This one’s pretty similar to other recurrence tree problems. Only difference is for our base case we stop at T(2) rather than T(1), so our depth equation changes. For this problem, we must solve for

$$n{\left(\frac{1}{2}\right)}^i=2$$

Which solves to

$$i={\log }_2(n)-1$$

Our work at each level is 4, so we can calculate the closed form with

$$\sum _{i=0}^{{\log }_2(n)-1}4=4({\log }_2(n)-1+1)=4{\log }_2(n)$$

b.) Use all possible  method to find T(n)=T(2n/3)+T(n/3)+n to find the closed form of the T(n)

ermm

i have been informed masters theorem and substitution are not possible in this unbalanced form. heres recursion tho

Recursion Tree

Work per level: $n$ as seen in the image above
Depth: $O(\log (n))$ since we’re multiplying $n$ by a constant less than 1 each time we plug it in.
Runtime: $O(n\log (n))$

c.) Design a function that does the following

Name: Silly
Input: int x
Output: translate the to its interger in base 3 in an array size log_3(x)+1
for example silly(5) returns A=[1,2] because 1*3+2*1=5
silly(12)returns A=[1,1,0] because (3^2*1+3*1+1*0)=12

Silly(x):
    digits = floor(log(x, 3)) + 1 # result will have log base 3 of x + 1 digits 
    converted = [0] * digits # idk u can do this in python. im not even a python girlie lol 
 
    for (i = digits-1 to 0; i--): # decrementing by -1 from n-1 to 0. this isnt real code just pseudocode
	    converted[i] %= 3 # set rightmost unfilled digit to remainder 
	    x = floor(x/3) # remove the remainder 
    return converted

miku code explanation. click me if u care

uhsfuhsdfkj ok uhhh basically i first calculate n which is how many digits our result will have cuz like 1 digit in base 3 covers 0-2, then another digit covers 3-8, then 9-26, etc so basically once u reach $3^i$ u need i+1 digits to represent. ok after that i initialize an array with that many digits. then i loop thru from n-1 to 0. i start from n-1 cuz i wanna begin with the index storing the smallest number. then i find the value of this index by dividing by 3 and getting remainder. this works cuz anything not in remainder can fit into the above digits. here ill walk thru with example of x=26. if x=26, then 24 can be evenly fit into higher digits since theyre divisible by 3. meanwhile the leftover 2 cannot be fit so we can put 2 in the ones place. then we floor the divided value and get 8. this means our remaining 24 is equivalent to eight 3’s. repeating the process, 8/3 = 2R2. this means two 3’s will not fit into upper digits, and we can write 2 into the 3’s place. finally we’re left with the quotient of 2. theres two 9’s left, which divided by 3 we see none can fit into above digits cuz 2/3 = 0R2. so we get result of 222. that wasnt the best explanation but idc i wanna go home lol ping me if u need clarification

oh another method, from left to right: calculate some a = pow(i, 3) and then divide by 3. quotient is value of leftmost unfilled digit, then make x = the remainder. too lazy to explain this one err i mean left as an exercise for the reader ok next problem!! (jk ping and ill explain)

Runtime

first two lines are O(1). the for loop iterates log(n) times. the contents inside for loop is O(1), so the entire for loop is log(n). the dominant of these two is log(n), which is the function’s runtime.

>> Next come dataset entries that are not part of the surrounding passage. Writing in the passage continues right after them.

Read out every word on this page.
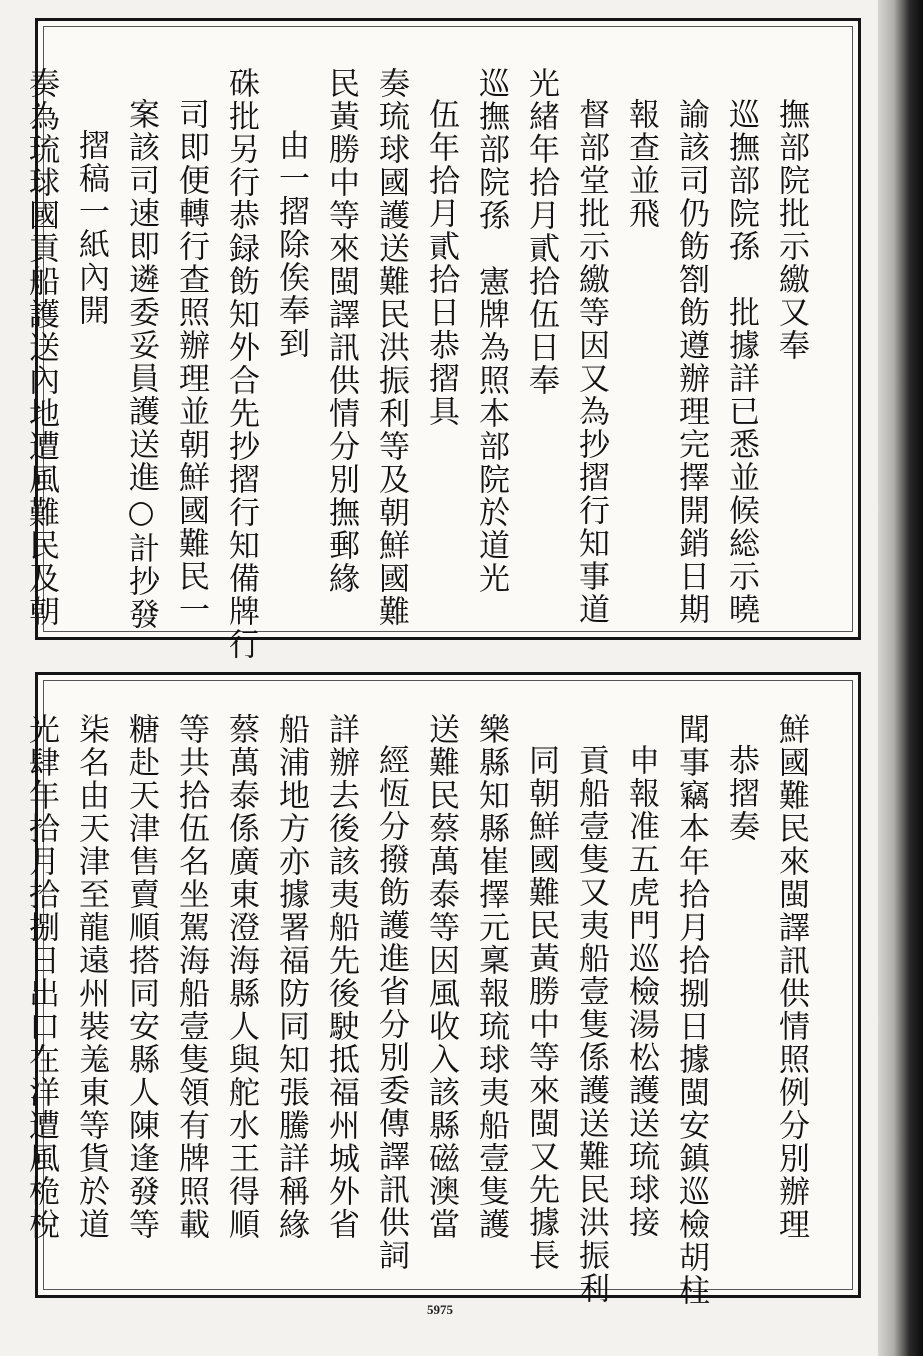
撫部院批示繳又奉
巡撫部院孫　批據詳已悉並候総示曉
諭該司仍飭劄飭遵辦理完擇開銷日期
報查並飛
督部堂批示繳等因又為抄摺行知事道
光緒年拾月貳拾伍日奉
巡撫部院孫　憲牌為照本部院於道光
伍年拾月貳拾日恭摺具
奏琉球國護送難民洪振利等及朝鮮國難
民黃勝中等來閩譯訊供情分別撫郵緣
由一摺除俟奉到
硃批另行恭録飭知外合先抄摺行知備牌行
司即便轉行查照辦理並朝鮮國難民一
案該司速即遴委妥員護送進○計抄發
摺稿一紙內開
奏為琉球國貢船護送內地遭風難民及朝
鮮國難民來閩譯訊供情照例分別辦理
恭摺奏
聞事竊本年拾月拾捌日據閩安鎮巡檢胡柱
申報准五虎門巡檢湯松護送琉球接
貢船壹隻又夷船壹隻係護送難民洪振利
同朝鮮國難民黃勝中等來閩又先據長
樂縣知縣崔擇元稟報琉球夷船壹隻護
送難民蔡萬泰等因風收入該縣磁澳當
經恆分撥飭護進省分別委傳譯訊供詞
詳辦去後該夷船先後駛抵福州城外省
船浦地方亦據署福防同知張騰詳稱緣
蔡萬泰係廣東澄海縣人與舵水王得順
等共拾伍名坐駕海船壹隻領有牌照載
糖赴天津售賣順搭同安縣人陳逢發等
柒名由天津至龍遠州裝羗東等貨於道
光肆年拾月拾捌日出口在洋遭風桅梲
5975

d.) Show the top level recursive algorithm for maxsubarray problem

maxSubarray(arr, left_index, right_index):
    if left_index == right_index:
        return arr[left_index]
    
    mid_index = (left_index + right_index) / 2
    max_left = maxSubarray(arr[0..mid_index])
    max_right = maxSubarray(arr[mid_index+1..rightIndex])
    max_cross = maxCross(arr, leftIndex, mid_index, right_index)
    
    return max(max_left, max_right, max_cross)
 
# u dont acrtually need this part cuz just top level but ima show anyways for ur reference
maxCross(arr, left_index, mid_index, right_index):
    left_max = float('-inf')
    total = 0
    for (i = mid to left_index-1; i--):
        total += arr[i]
        if total > left_max:
            left_max = total
 
    right_sum = float('-inf')
    total = 0
    for (i = mid_index+1 to right_index+1):
        total += arr[i]
        if total > right_max:
            right_max = total
 
    return left_max + right_max

e.) Show the bruteforce algorithm for maxsubarray problem.

maxSubarrayBruteforce(arr):
    n = arr.length
    max_sum = float('-inf')
 
    for (i=0 to n-1):
        current_sum = 0
        for (j=i to n-1):
            sum += arr[j]
            max = max(max_sum, current_sum)
            
    return max_sum